Readers should feel free to let me know if I missed important ones, and I will feel free to edit this page as often as needed.
This is a limitation, and it’s likely that human vendors and the personnel providing training and onboarding for these products have been rather more optimistic - or reckless - in addressing the concern over hallucinations.
Additional pushback came from the vendors, although they could not dispute the main finding that their solutions did hallucinate at times: see here for a timeline.

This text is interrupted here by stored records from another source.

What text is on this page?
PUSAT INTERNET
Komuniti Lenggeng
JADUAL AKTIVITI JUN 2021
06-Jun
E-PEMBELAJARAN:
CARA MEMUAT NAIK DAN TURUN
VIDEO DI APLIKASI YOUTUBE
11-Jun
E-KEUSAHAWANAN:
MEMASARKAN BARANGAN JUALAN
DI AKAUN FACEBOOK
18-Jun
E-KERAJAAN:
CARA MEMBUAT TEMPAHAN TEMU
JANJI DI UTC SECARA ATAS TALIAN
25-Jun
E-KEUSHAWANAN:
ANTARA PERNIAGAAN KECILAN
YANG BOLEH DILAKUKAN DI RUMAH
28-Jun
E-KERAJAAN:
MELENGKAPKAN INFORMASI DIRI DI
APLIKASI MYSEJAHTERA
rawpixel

Namely, to the extent you are relying on a probabilistic model, you are still at the end of it getting lucky that the results match “accurate” or “grounded” results, even if that’s 99.9% of the time. But I am conscious that this is a galaxy-brained take, and does not detract from the fact that, in practice, 99.9% might work out enough for most use cases.
I should also mention that, at some point mid-2025, Lexis retroactively added a disclaimer to all posts on their “Legal Insights” pages, stating that the views from “externally authored materials” published on “this site” (i.e., lexisnexis.com) do not necessarily reflect their views. This looks very strange as applied to a blog post by their VP of Product Management.